Use the code provided in class to analyze the Risk and Metro map data to answer the following questions.

  1. List the top 5 nodes by degree, closeness, and betweenness centrality. [3 pts]

    a. For the Risk Map [0.1 points per country per metric, total 1.5 pts]

    - Degree: Ukraine : 0.1463, East Africa : 0.1463, North Africa : 0.1463, China : 0.1463, Middle East : 0.1463
    - Closeness: Ukraine : 0.3203, Middle East : 0.3083, Afghanistan : 0.3037, Southern Europe : 0.2993, Ural : 0.2950
    - Betweenness: North Africa : 0.2133, Middle East : 0.2048, China : 0.1960, Ukraine : 0.1816, Siam : 0.1805

    b. For the Metro Map [0.1 points per country per metric, total 1.5 pts]

    - Degree: L'Enfant Plaza : 0.2778, Metro Center : 0.2222, Fort Totten : 0.1667, Gallery Place : 0.1667, Stadium Armory : 0.1667, 
    - Closeness: L'Enfant Plaza : 0.4500, Metro Center : 0.4186, Pentagon : 0.4186, Gallery Place : 0.4000, Rosslyn : 0.3913, 
    - Betweeness: L'Enfant Plaza : 0.5163, Pentagon : 0.3595, Rosslyn : 0.3203, Gallery Place : 0.2941, Metro Center : 0.2810,
  2. Describe your observations about the overlap among these top-5 centrality sets. [2 pts]

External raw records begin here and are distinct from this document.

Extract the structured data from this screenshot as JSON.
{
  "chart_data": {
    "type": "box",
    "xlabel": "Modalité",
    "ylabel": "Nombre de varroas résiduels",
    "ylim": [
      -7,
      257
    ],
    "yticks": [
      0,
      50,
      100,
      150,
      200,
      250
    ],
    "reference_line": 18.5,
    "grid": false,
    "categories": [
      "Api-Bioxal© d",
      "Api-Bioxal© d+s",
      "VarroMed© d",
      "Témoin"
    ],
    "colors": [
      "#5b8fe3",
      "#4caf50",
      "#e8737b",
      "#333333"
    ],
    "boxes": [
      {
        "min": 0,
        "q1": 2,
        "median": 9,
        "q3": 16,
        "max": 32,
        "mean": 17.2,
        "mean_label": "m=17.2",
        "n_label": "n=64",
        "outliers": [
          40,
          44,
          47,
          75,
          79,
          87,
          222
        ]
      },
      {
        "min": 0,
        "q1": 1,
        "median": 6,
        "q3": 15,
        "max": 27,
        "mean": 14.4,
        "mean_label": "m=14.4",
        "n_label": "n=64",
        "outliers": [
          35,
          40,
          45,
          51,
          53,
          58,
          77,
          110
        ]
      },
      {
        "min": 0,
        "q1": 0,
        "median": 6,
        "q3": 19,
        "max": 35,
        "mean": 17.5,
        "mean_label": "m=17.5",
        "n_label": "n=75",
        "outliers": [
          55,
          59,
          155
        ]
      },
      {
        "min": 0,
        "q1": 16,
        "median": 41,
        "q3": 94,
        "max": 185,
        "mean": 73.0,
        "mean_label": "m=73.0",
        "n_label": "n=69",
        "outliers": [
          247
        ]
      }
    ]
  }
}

    You could make many observations here. For one, in the Risk map, we see differences across the three centrality metrics, whereas in the Metro map, L'Enfant Plaza is central in all cases. We could surmise from these metrics that L'Enfant is a more critical component of the metro network than any of the countries are to the Risk map. Another potential observation may be the variability in closeness/betweenness versus degree centrality: In the Risk map, all five countries have the same degree centrality, whereas the other metrics have more variance. An interesting relation here is that many different graphs could generate the same degree centrality scores (see configuration models from class 6), but fewer graphs would generate these same closeness and betweenness scores.

    Many other observations are also possible here.

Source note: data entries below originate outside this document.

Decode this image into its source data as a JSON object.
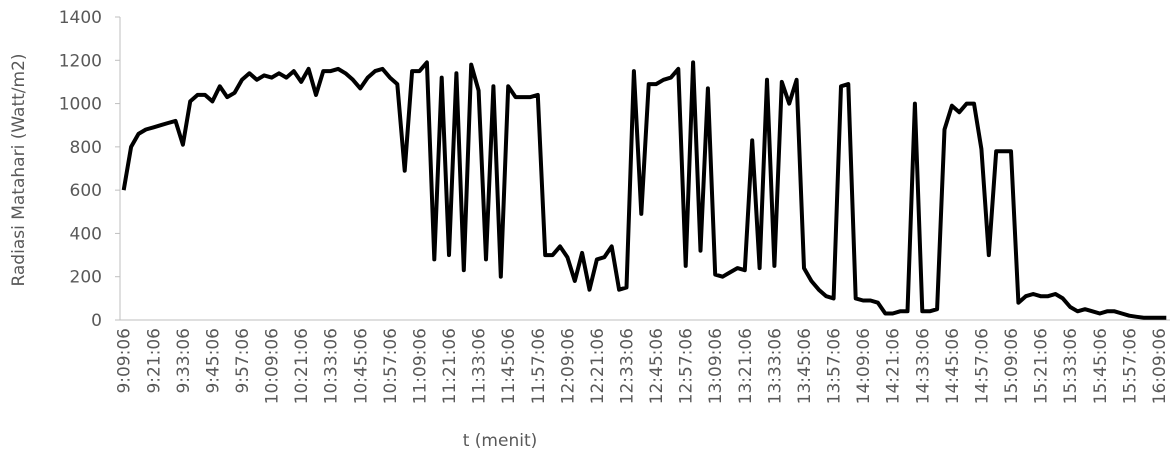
{
  "chart_data": {
    "type": "line",
    "x_label": "t (menit)",
    "y_label": "Radiasi Matahari (Watt/m2)",
    "categories": [
      "9:09:06",
      null,
      null,
      null,
      "9:21:06",
      null,
      null,
      null,
      "9:33:06",
      null,
      null,
      null,
      "9:45:06",
      null,
      null,
      null,
      "9:57:06",
      null,
      null,
      null,
      "10:09:06",
      null,
      null,
      null,
      "10:21:06",
      null,
      null,
      null,
      "10:33:06",
      null,
      null,
      null,
      "10:45:06",
      null,
      null,
      null,
      "10:57:06",
      null,
      null,
      null,
      "11:09:06",
      null,
      null,
      null,
      "11:21:06",
      null,
      null,
      null,
      "11:33:06",
      null,
      null,
      null,
      "11:45:06",
      null,
      null,
      null,
      "11:57:06",
      null,
      null,
      null,
      "12:09:06",
      null,
      null,
      null,
      "12:21:06",
      null,
      null,
      null,
      "12:33:06",
      null,
      null,
      null,
      "12:45:06",
      null,
      null,
      null,
      "12:57:06",
      null,
      null,
      null,
      "13:09:06",
      null,
      null,
      null,
      "13:21:06",
      null,
      null,
      null,
      "13:33:06",
      null,
      null,
      null,
      "13:45:06",
      null,
      null,
      null,
      "13:57:06",
      null,
      null,
      null,
      "14:09:06",
      null,
      null,
      null,
      "14:21:06",
      null,
      null,
      null,
      "14:33:06",
      null,
      null,
      null,
      "14:45:06",
      null,
      null,
      null,
      "14:57:06",
      null,
      null,
      null,
      "15:09:06",
      null,
      null,
      null,
      "15:21:06",
      null,
      null,
      null,
      "15:33:06",
      null,
      null,
      null,
      "15:45:06",
      null,
      null,
      null,
      "15:57:06",
      null,
      null,
      null,
      "16:09:06",
      null
    ],
    "series": [
      {
        "color": "#000000",
        "values": [
          600,
          800,
          860,
          880,
          890,
          900,
          910,
          920,
          810,
          1010,
          1040,
          1040,
          1010,
          1080,
          1030,
          1050,
          1110,
          1140,
          1110,
          1130,
          1120,
          1140,
          1120,
          1150,
          1100,
          1160,
          1040,
          1150,
          1150,
          1160,
          1140,
          1110,
          1070,
          1120,
          1150,
          1160,
          1120,
          1090,
          690,
          1150,
          1150,
          1190,
          280,
          1120,
          300,
          1140,
          230,
          1180,
          1060,
          280,
          1080,
          200,
          1080,
          1030,
          1030,
          1030,
          1040,
          300,
          300,
          340,
          290,
          180,
          310,
          140,
          280,
          290,
          340,
          140,
          150,
          1150,
          490,
          1090,
          1090,
          1110,
          1120,
          1160,
          250,
          1190,
          320,
          1070,
          210,
          200,
          220,
          240,
          230,
          830,
          240,
          1110,
          250,
          1100,
          1000,
          1110,
          240,
          180,
          140,
          110,
          100,
          1080,
          1090,
          100,
          90,
          90,
          80,
          30,
          30,
          40,
          40,
          1000,
          40,
          40,
          50,
          880,
          990,
          960,
          1000,
          1000,
          790,
          300,
          780,
          780,
          780,
          80,
          110,
          120,
          110,
          110,
          120,
          100,
          60,
          40,
          50,
          40,
          30,
          40,
          40,
          30,
          20,
          15,
          10,
          10,
          10,
          10
        ]
      }
    ],
    "ylim": [
      0,
      1400
    ],
    "yticks": [
      0,
      200,
      400,
      600,
      800,
      1000,
      1200,
      1400
    ],
    "grid": false
  }
}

2. Social Network Analysis

Answer these questions using the data you collected for Homework 3.

An easy way to get your data into NetworkX is to take your visualization from Gephi and export it to a .graphml file, which you can then read in to NetworkX using nx.read_graphml("filename.graphml").

  1. List the top 5 nodes in your social network by degree, closeness, and betweenness centrality. [1 pts]

  2. Briefly describe your observations about the overlap among these sets. Are they all the same? What justification can you provide for their centrality scores and order? [2 pts]

  3. How tightly clustered is your social graph? To answer this question, provide the density and clustering coefficient for your graph. [2 pts]

3. Creating Another Network

Using either the Twitter collection notebook or the Wikipedia notebook provided in class, create a new graphml file to answer the following questions.

For Twitter, consider creating a network of friends around a popular celebrity's account, your own account, or an organization in which you are interested (e.g., NASA or NOAA).

  1. Create and turn in a visualization of this graph using Gephi. [5 pts]

  2. Identify the top 5 most interesting nodes in the graph. [2 pts]

  3. Describe any group or clustering structure you see in the network. [3 pts]